Kolektif vicdan; kör bir güdüyle aileden hiçbir üyenin dışlanmasına, haksızlığa uğramasına, acı, mağduriyet yaşmasına müsaade etmez. Dolayısıyla geçmiş yaşanmış ve bitmiş olsa da, geçmişin travmatik etkileri, kişinin (kendi bilincinde olmasa da) şu anda yaşadıklarında belirleyici rol oynamaktadır.

Geçmişte yaşanan tüm bu travmalar "morfojenetik bir alanda kaydedilip", ailenin sahip olduğu kolektif vicdan gereği bilinçdışı bir şekilde yeni nesiller tarafından üstlenilerek ağır bedelleri çok uzun yıllar sonra bile ödenebilmektedir. Ünlü İngiliz biyolog Rupert Sheldrake tarafından geliştirilen morfojenetik alan teorisine göre, kalıtım yalnızca genler yoluyla değil, morfik alanlar yoluyla da aktarılır. Bu alanlar, söz konusu türün kolektif belleğini oluşturur. Alan, türün her bir bireyi ile zenginleşirken her birey de bu kolektif belleğe "bağlanır". Morfojenetik alan teorisi, dizim çalışması sırasında temsilcilerin "temsili algılamaları" ile aile belleğine erişimi deneylemelerine bir açıklama getirebilir.

Bu yöntem ile cinsel sorunlardan bedensel hastalıklara, ilişki sorunlarından bağımlılıklara kadar yaşamın herhangi bir alanında kriz ya da kilitlenme yaşayan kişilere sorunlarının kökten çözümünde destek sağlanır. Dizimler esnasında, kişinin içsel gözündeki aile resmi ortaya konularak çeşitli kilitlenmeler, blokajlar içeren bu resmin terapist tarafından adım adım değiştirilmesi ile herkes için aydınlatıcı ve özgürleştirici olan "çözüm resmi"ne ulaşılır. Özetle kilit kırılır ve aile ruhu kendine özgü derin hareketleri ile akmaya başlar ve sorun/hastalık çözülür.

Dizim Fenomeni

Dizim fenomeni kavramından; bir dizimde bulunan insanların, bir sosyal sisteme (aile, organizasyon vs.) veya kişisel olmayan faktörlere (binalar, hastalık vs.) ait ve danışanın ifadelerinden çıkarmalarının mümkün olmadığı önemli bilgileri, gün ışığına çıkarabildikleri gerçeğini anlıyorum.
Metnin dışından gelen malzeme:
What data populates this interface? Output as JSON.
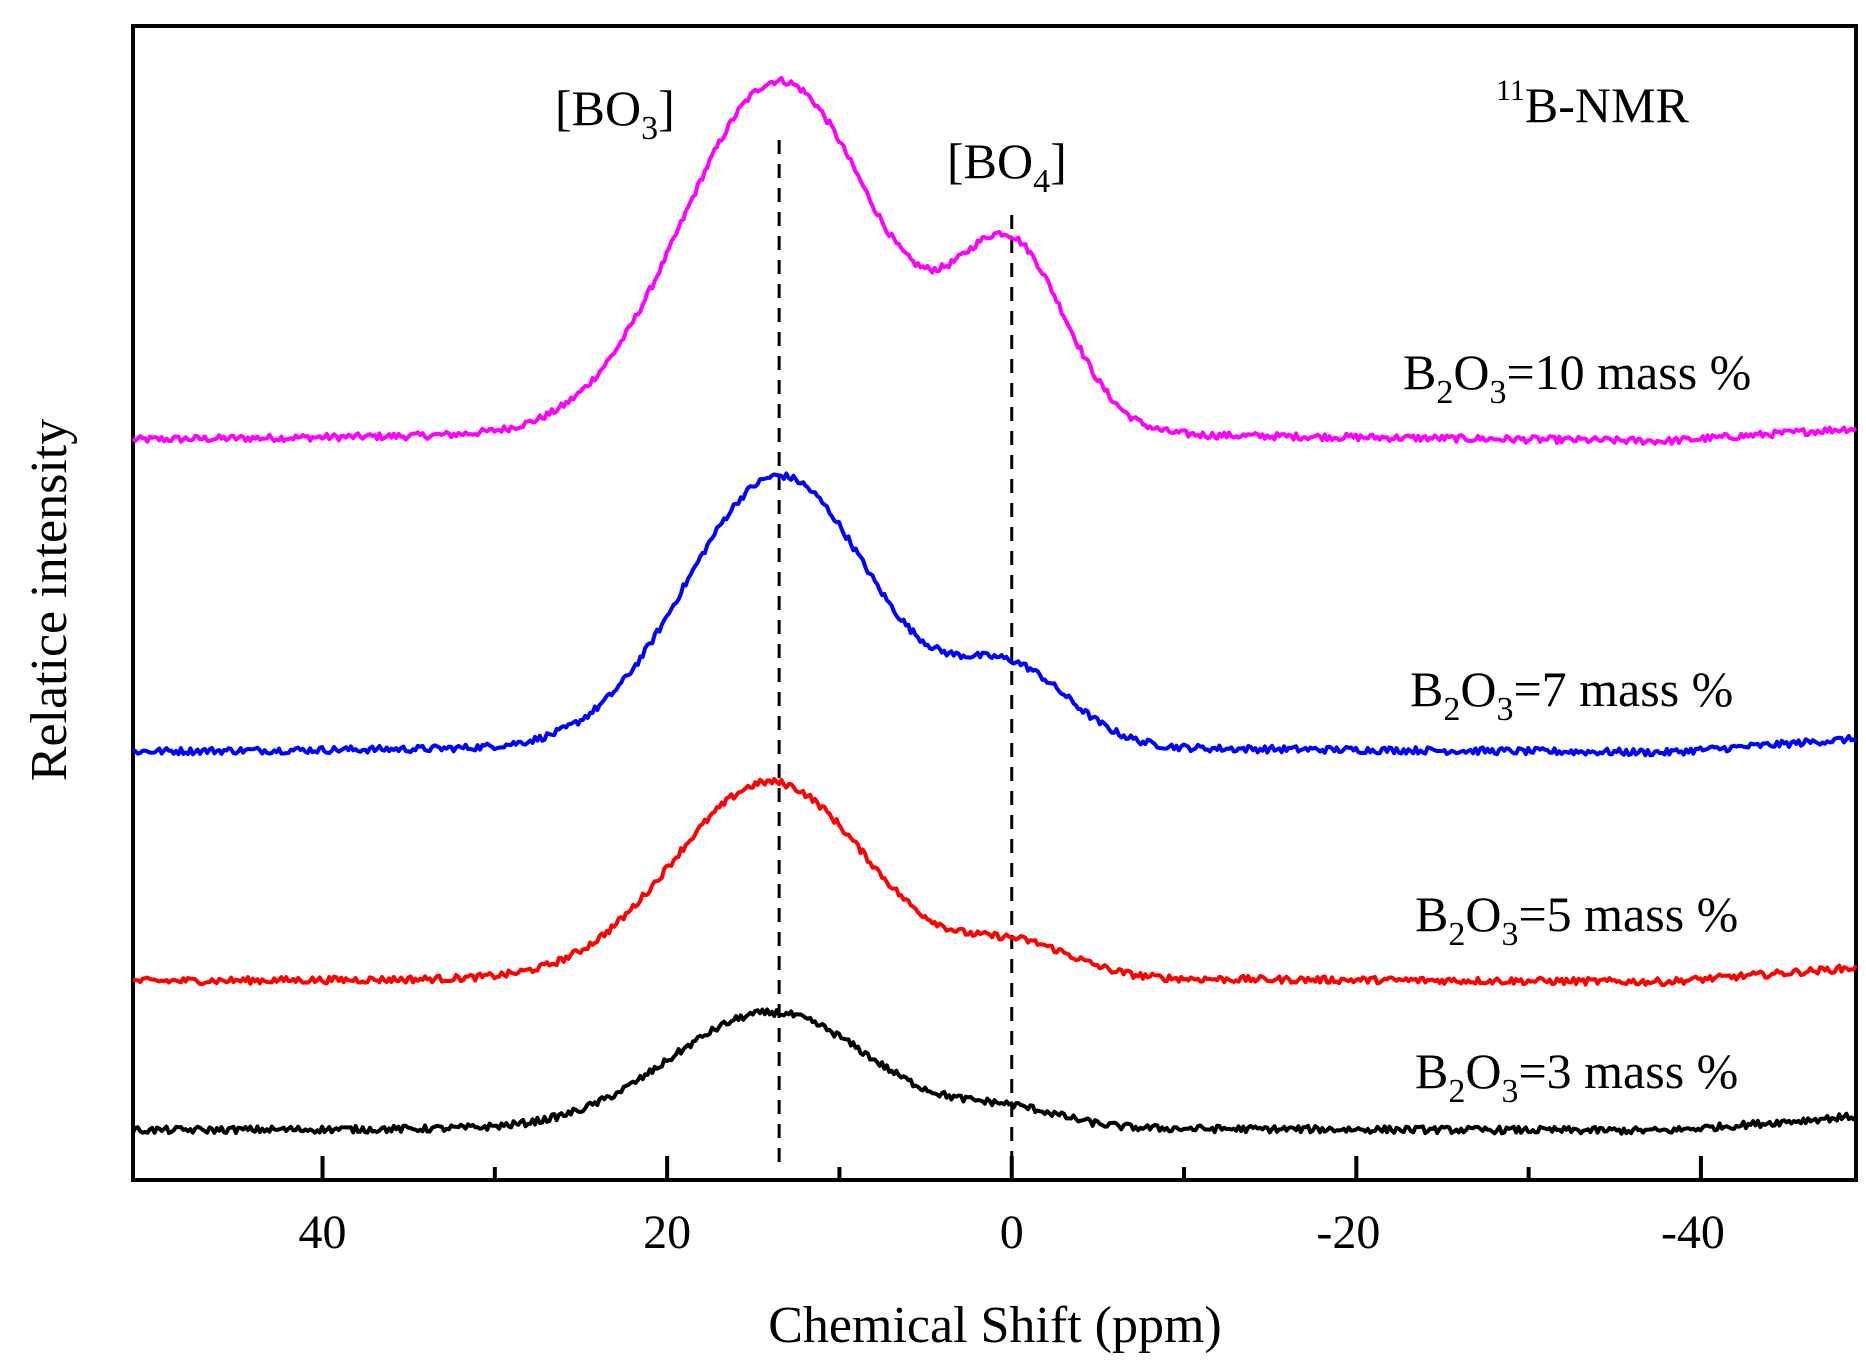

Daha da fazlası, dizimler çerçevesinde, danışanın kendisi tarafından dahi hiç bilinmeyen fakat akabinde deneysel olarak tasdiklenen bilgilerin ortaya çıktığını gözlemliyoruz. Dizim fenomeninin ikinci önemli yönü, "uzak etki" olarak adlandırılan etkilerdir: Kişiler bir dizime katılmadıkları, hatta böyle bir dizimin yapıldığından haberleri bile olmadığı halde, bu dizimde yaşananlardan etkilenmektedir.

İlk bakışta bu söylenilenler insana sihirli ve gizemli gelebilir. Daha da fazlası, öyle görünüyor ki, bu fenomen, alışılmış ontoloji ve epistomoloji ile açıklanamamaktadır. Bazı eleştirmenlerin bu fenomenleri inkar etmelerine bu yüzden hiç şaşmamak gerek. Mamafih bu fraksiyon, üyelerinin dizim tecrübesini bizzat yaşamaları oranında erimektedir. Bu çalışma çerçevesinde bizi ilgilendirmesi gereken ikinci fraksiyon, konstrüktivist (kurmacı) yönelimli terapistlerdir. Bunlar kendileri de dizimlerle çalışmakta olduklarından, bu mevcut fenomenleri kendi yaklaşımları çerçevesinde anlamaya çalışmaktadırlar. Bu esnada, çifte strateji uygulamaktadırlar. Bir yönden en çarpıcı fenomenleri ya basitleştirmekte ya da inkar etmekteler, diğer yandan da geri kalanları için konstrüktivist bir açıklama bulmaya çalışmaktadırlar.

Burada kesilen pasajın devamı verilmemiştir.